Documentation

Splicing Haskell values in R

Haskell values can be used in R code given to quasiquoters. When a Haskell value is bound to a name in the lexical scope surrounding a quasi-quote, the quasi-quote may suffix the name with _hs in order to splice the Haskell value.

H> let x = 2 :: Double
H> p [r| x_hs + x_hs |]
[1] 4

H> let f x = return (x + 1) :: R s Double
H> p [r| f_hs(1) |]
[1] 2

H> x <- [r| 1 + 1 |]
H> p [r| 1 + x_hs |]
[1] 3

Defining spliceable types

Not all values can be spliced — only values of certain types. The set of spliceable types is not fixed and new types can be added as needed. To splice a value, its type needs to be an instance of the H.Literal class which defines conversion functions between Haskell and R values.

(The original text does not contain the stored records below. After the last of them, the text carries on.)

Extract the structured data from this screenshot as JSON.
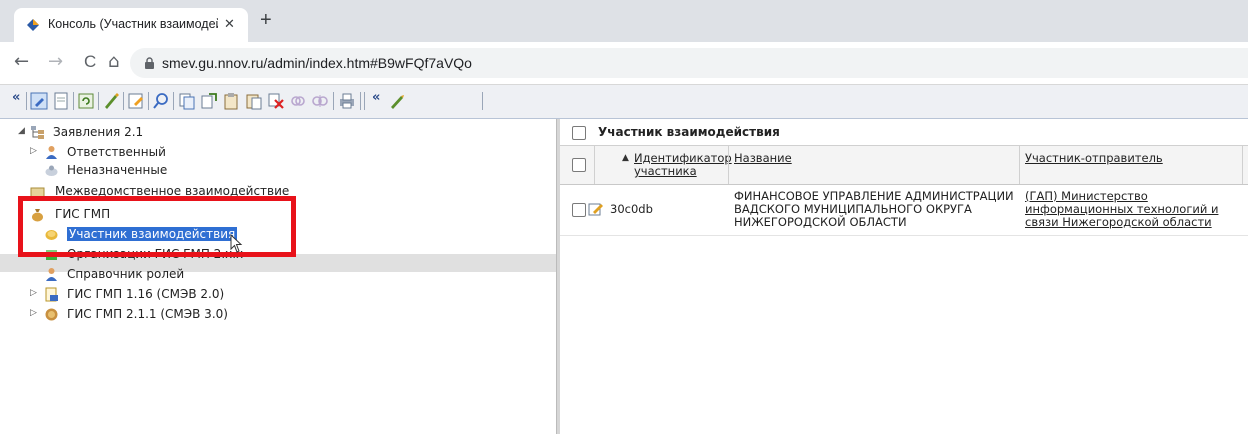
{
  "browser": {
    "tab_title": "Консоль (Участник взаимодействия",
    "tab_close": "✕",
    "new_tab": "+",
    "url": "smev.gu.nnov.ru/admin/index.htm#B9wFQf7aVQo",
    "nav": {
      "back": "←",
      "forward": "→",
      "reload": "C",
      "home": "⌂"
    }
  },
  "toolbar": {
    "collapse_label": "«",
    "collapse2_label": "«"
  },
  "tree": {
    "nodes": [
      {
        "label": "Заявления 2.1"
      },
      {
        "label": "Ответственный"
      },
      {
        "label": "Неназначенные"
      },
      {
        "label": "Межведомственное взаимодействие"
      },
      {
        "label": "ГИС ГМП"
      },
      {
        "label": "Участник взаимодействия"
      },
      {
        "label": "Организации ГИС ГМП 2.х.х"
      },
      {
        "label": "Справочник ролей"
      },
      {
        "label": "ГИС ГМП 1.16 (СМЭВ 2.0)"
      },
      {
        "label": "ГИС ГМП 2.1.1 (СМЭВ 3.0)"
      }
    ]
  },
  "grid": {
    "title": "Участник взаимодействия",
    "columns": [
      {
        "label": "Идентификатор участника"
      },
      {
        "label": "Название"
      },
      {
        "label": "Участник-отправитель"
      }
    ],
    "rows": [
      {
        "id": "30c0db",
        "name": "ФИНАНСОВОЕ УПРАВЛЕНИЕ АДМИНИСТРАЦИИ ВАДСКОГО МУНИЦИПАЛЬНОГО ОКРУГА НИЖЕГОРОДСКОЙ ОБЛАСТИ",
        "sender": "(ГАП) Министерство информационных технологий и связи Нижегородской области"
      }
    ]
  },
  "colors": {
    "highlight": "#e8121a",
    "selection": "#2f6fd3",
    "toolbar_bg": "#eef0f4"
  }
}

class Literal a b | a -> b where
  mkSEXP   ::      a -> SEXP s b
  fromSEXP :: SEXP s c ->      a

See the Haddock API documentation of the Language.R.Literal for a list of predefined instances.

mkSEXP and fromSEXP can be defined so that either the values on both sides share memory or the data is copied. When memory is shared, special care is needed to prevent garbage collection on either Haskell or R sides to invalidate values pointed by the other side. See Managing memory.

Note that as a general rule, in inline-r we avoid any conversion to and from R values. The reason is that such conversions have runtime costs, thus incurring a performance overhead when interoperating with R. The Literal type class is only a convenience for expressing R values using Haskell literals. Contrary to arbitrary values, literals are typically small, and some of the conversion work can be inlined and executed at compile time, ahead of runtime.